The Twitter of Babel: Mapping World Languages through Microblogging Platforms

  • Bruno Gonçalves
  • Centre de Physique Théorique, Campus de Luminy, Aix-Marseille Université, France
  • 5 de setembre de 2013 a les 12:30
  • IFISC Seminar Room
Large scale analysis and statistics of socio-technical systems that
just a few short years ago would have required the use of consistent
economic and human resources can nowadays be conveniently performed
by mining the enormous amount of digital data produced by human
activities. Although a characterization of several aspects of our
societies is emerging from the data revolution, a number of
questions concerning the reliability and the biases inherent to the
big data “proxies” of social life are still open.

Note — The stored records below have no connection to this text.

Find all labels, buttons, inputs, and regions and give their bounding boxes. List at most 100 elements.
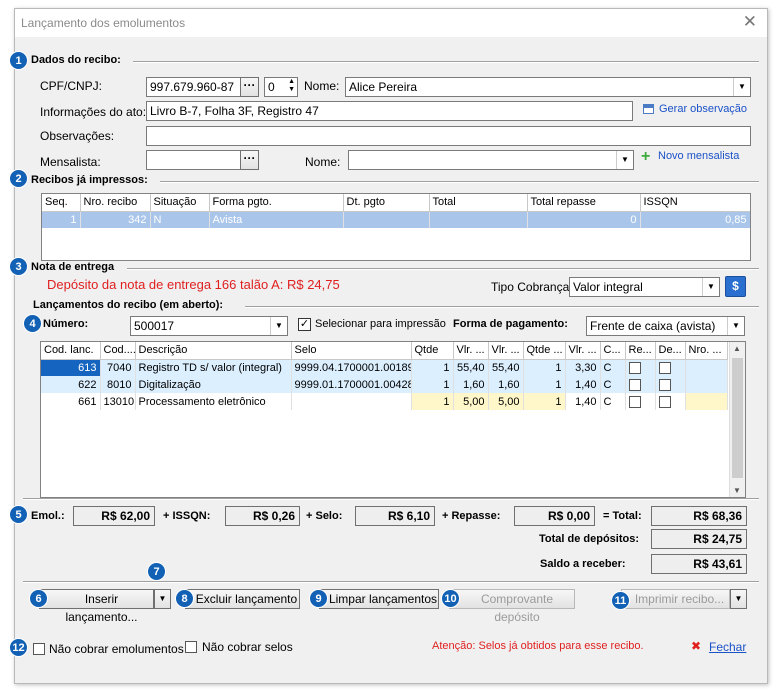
vertical-scrollbar[interactable]: ▲ ▼ — [729, 342, 745, 497]
cpf-input[interactable]: 997.679.960-87 — [146, 77, 254, 97]
numero-select[interactable]: 500017 ▼ — [130, 316, 288, 336]
scroll-up-icon[interactable]: ▲ — [733, 344, 741, 353]
column-header[interactable]: Seq. — [42, 194, 81, 212]
column-header[interactable]: Forma pgto. — [209, 194, 344, 212]
forma-pagamento-select[interactable]: Frente de caixa (avista) ▼ — [586, 316, 745, 336]
chevron-down-icon[interactable]: ▼ — [733, 78, 750, 96]
column-header[interactable]: Qtde — [411, 342, 454, 360]
column-header[interactable]: Qtde ... — [523, 342, 566, 360]
nao-cobrar-emolumentos-checkbox[interactable] — [33, 643, 45, 655]
table-cell — [625, 359, 656, 376]
close-icon[interactable]: ✖ — [691, 639, 701, 653]
tipo-cobranca-select[interactable]: Valor integral ▼ — [569, 277, 720, 297]
depositos-label: Total de depósitos: — [539, 533, 640, 545]
column-header[interactable]: Re... — [625, 342, 656, 360]
excluir-lancamento-button[interactable]: Excluir lançamento — [185, 589, 300, 609]
reter-checkbox[interactable] — [628, 378, 641, 391]
nao-cobrar-selos-label: Não cobrar selos — [202, 640, 293, 654]
step-badge-5: 5 — [9, 505, 28, 524]
column-header[interactable]: Dt. pgto — [343, 194, 430, 212]
table-cell: 1 — [523, 359, 566, 376]
table-row[interactable]: 1 342 N Avista 0 0,85 — [42, 211, 750, 228]
limpar-lancamentos-button[interactable]: Limpar lançamentos — [319, 589, 439, 609]
chevron-down-icon[interactable]: ▼ — [616, 151, 633, 169]
scroll-thumb[interactable] — [732, 358, 743, 478]
column-header[interactable]: Descrição — [135, 342, 292, 360]
spinner-arrows-icon[interactable]: ▲ ▼ — [288, 78, 295, 94]
observacoes-label: Observações: — [40, 129, 115, 143]
via-spinner[interactable]: 0 ▲ ▼ — [264, 77, 298, 97]
column-header[interactable]: ISSQN — [640, 194, 750, 212]
lancamentos-grid[interactable]: Cod. lanc. Cod.... Descrição Selo Qtde V… — [40, 341, 746, 498]
table-row[interactable]: 613 7040 Registro TD s/ valor (integral)… — [41, 359, 728, 376]
column-header[interactable]: Situação — [150, 194, 210, 212]
cpf-lookup-button[interactable]: ··· — [240, 77, 259, 97]
table-cell: 5,00 — [488, 393, 524, 410]
table-cell: 13010 — [100, 393, 136, 410]
selo-label: + Selo: — [306, 510, 343, 522]
nome2-label: Nome: — [305, 155, 341, 169]
chevron-down-icon[interactable]: ▼ — [727, 317, 744, 335]
desconto-checkbox[interactable] — [658, 361, 671, 374]
desconto-checkbox[interactable] — [658, 378, 671, 391]
column-header[interactable]: Cod.... — [100, 342, 136, 360]
mensalista-nome-select[interactable]: ▼ — [348, 150, 634, 170]
gerar-observacao-link[interactable]: Gerar observação — [659, 103, 747, 115]
column-header[interactable]: Total repasse — [527, 194, 641, 212]
inserir-lancamento-button[interactable]: Inserir lançamento... — [39, 589, 154, 624]
mensalista-lookup-button[interactable]: ··· — [240, 150, 259, 170]
chevron-down-icon[interactable]: ▼ — [270, 317, 287, 335]
column-header[interactable]: Total — [429, 194, 528, 212]
table-row[interactable]: 622 8010 Digitalização 9999.01.1700001.0… — [41, 376, 728, 393]
column-header[interactable]: Vlr. ... — [488, 342, 524, 360]
comprovante-deposito-button[interactable]: Comprovante depósito — [449, 589, 575, 624]
table-row[interactable]: 661 13010 Processamento eletrônico 1 5,0… — [41, 393, 728, 410]
section-divider — [23, 498, 759, 500]
novo-mensalista-link[interactable]: Novo mensalista — [658, 150, 739, 162]
column-header[interactable]: Selo — [291, 342, 412, 360]
column-header[interactable]: Vlr. ... — [565, 342, 601, 360]
nota-deposito-message: Depósito da nota de entrega 166 talão A:… — [47, 277, 340, 292]
inserir-options-button[interactable]: ▼ — [154, 589, 171, 609]
notes-icon[interactable] — [643, 104, 654, 114]
table-cell: 8010 — [100, 376, 136, 393]
table-cell — [655, 376, 686, 393]
observacoes-input[interactable] — [146, 126, 751, 146]
imprimir-options-button[interactable]: ▼ — [730, 589, 747, 609]
table-cell: 1,60 — [488, 376, 524, 393]
desconto-checkbox[interactable] — [658, 395, 671, 408]
column-header[interactable]: De... — [655, 342, 686, 360]
recibos-grid[interactable]: Seq. Nro. recibo Situação Forma pgto. Dt… — [41, 193, 751, 261]
section-divider — [160, 181, 759, 183]
dollar-icon[interactable]: $ — [725, 276, 746, 297]
table-cell: 613 — [41, 359, 101, 376]
imprimir-recibo-button[interactable]: Imprimir recibo... — [621, 589, 730, 609]
mensalista-label: Mensalista: — [40, 155, 101, 169]
issqn-value: R$ 0,26 — [225, 506, 300, 526]
plus-icon[interactable]: + — [641, 148, 650, 166]
column-header[interactable]: C... — [600, 342, 626, 360]
column-header[interactable]: Nro. ... — [685, 342, 728, 360]
reter-checkbox[interactable] — [628, 395, 641, 408]
via-spinner-value: 0 — [268, 80, 275, 94]
mensalista-input[interactable] — [146, 150, 242, 170]
column-header[interactable]: Vlr. ... — [453, 342, 489, 360]
nao-cobrar-selos-checkbox[interactable] — [185, 641, 197, 653]
selecionar-checkbox[interactable]: ✓ — [298, 318, 311, 331]
step-badge-7: 7 — [147, 562, 166, 581]
table-cell: Digitalização — [135, 376, 292, 393]
tipo-cobranca-label: Tipo Cobrança: — [491, 280, 573, 294]
reter-checkbox[interactable] — [628, 361, 641, 374]
nome-select[interactable]: Alice Pereira ▼ — [345, 77, 751, 97]
info-ato-input[interactable]: Livro B-7, Folha 3F, Registro 47 — [146, 101, 633, 121]
fechar-button[interactable]: Fechar — [709, 640, 746, 654]
scroll-down-icon[interactable]: ▼ — [733, 486, 741, 495]
close-icon[interactable]: ✕ — [743, 12, 757, 32]
table-cell: 9999.01.1700001.00428 — [291, 376, 412, 393]
column-header[interactable]: Nro. recibo — [80, 194, 151, 212]
emol-value: R$ 62,00 — [73, 506, 155, 526]
column-header[interactable]: Cod. lanc. — [41, 342, 101, 360]
chevron-down-icon[interactable]: ▼ — [702, 278, 719, 296]
table-cell — [291, 393, 412, 410]
step-badge-8: 8 — [175, 589, 194, 608]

Here, we survey
worldwide linguistic indicators and trends through the analysis of a
large-scale dataset of microblogging posts. We show that available
data allow for the study of language geography at scales ranging
from country-level aggregation to specific city neighborhoods. The
high resolution and coverage of the data allows us to investigate
different indicators such as the linguistic homogeneity of different
countries, the touristic seasonal patterns within countries and the
geographical distribution of different languages in multilingual
regions. This work highlights the potential of geolocalized studies
of open data sources to improve current analysis and develop
indicators for major social phenomena in specific communities.